Though large health systems like Anthem can spend millions on IT security, they often “fail miserably” when it comes to the basics, said Richard Staynings, Senior Vice President and Chief Security and Trust Officer for Clearwater Compliance, LLC, based in Nashville, Tennessee.
He sees organizations dealing with breaches because they allow doctors to copy patient information and take it home on USB drives, or forget to remove former employees from the system.
“Doctors tend to tell the office manager, ‘Go read up on this (HIPAA) and make sure we are meeting the standards,'” he said. This is so complicated, however, that doctors in small practices need to partner with experts “who can understand the potential weaknesses that could come back to bite them.”
Anthem, Staynings said, was “lulled into a false sense of security” because the company had received the Health Information Trust Alliance (HITRUST) certification. HITRUST is an IT security framework that can act as an umbrella that, when implemented, is meant to cover various regulations and standards, including those of HIPAA and the Health Information Technology for Economic and Clinical Health. Unfortunately, securing an organization through HITRUST does not always result in meeting all HIPAA requirements, Staynings said. For instance, HITRUST might not take steps to identify an organization's vulnerabilities or evaluate whether the organization's risk analysis is up to HIPAA standards. OCR, he said, recommends using guidelines from the National Institute of Standards and Technology.
Regardless of the kind of external assessment that is done, an organization would be remiss to assume any of them will solve all of its HIPAA issues, Hicks said. “Those are all point-in-time assessments,” he said. “Security is a program that takes ongoing maintenance. After the final report is received, what happens, then?”

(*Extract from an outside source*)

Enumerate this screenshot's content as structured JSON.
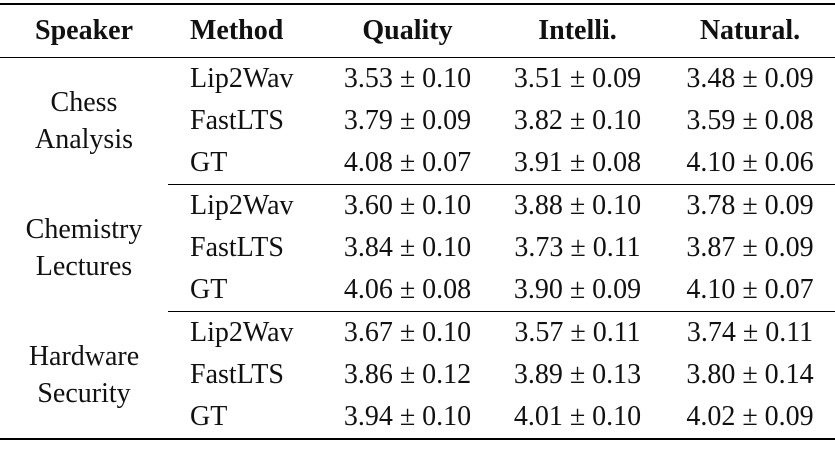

A risk analysis will shine a light on areas that need improvement. He, too, sees inventories of protected health information that are incomplete, outdated, or inaccurate, as well as policies and procedures lacking required practices and organizations that fail to ensure that their vendors are safeguarding data. While Anthem was certified against the most comprehensive framework (HITRUST CSF), the organization failed to include the compromised environment in scope. Additionally, the organization failed to perform a risk analysis. Not performing a risk analysis—or having a bad one—likely puts organizations under a category OCR calls “willful neglect.”
“If they flat out didn't do anything to prevent a breach, the fines will get pushed up higher,” Hicks said. “If they did something to prove that they had some level of due diligence, the fines go down a bit.”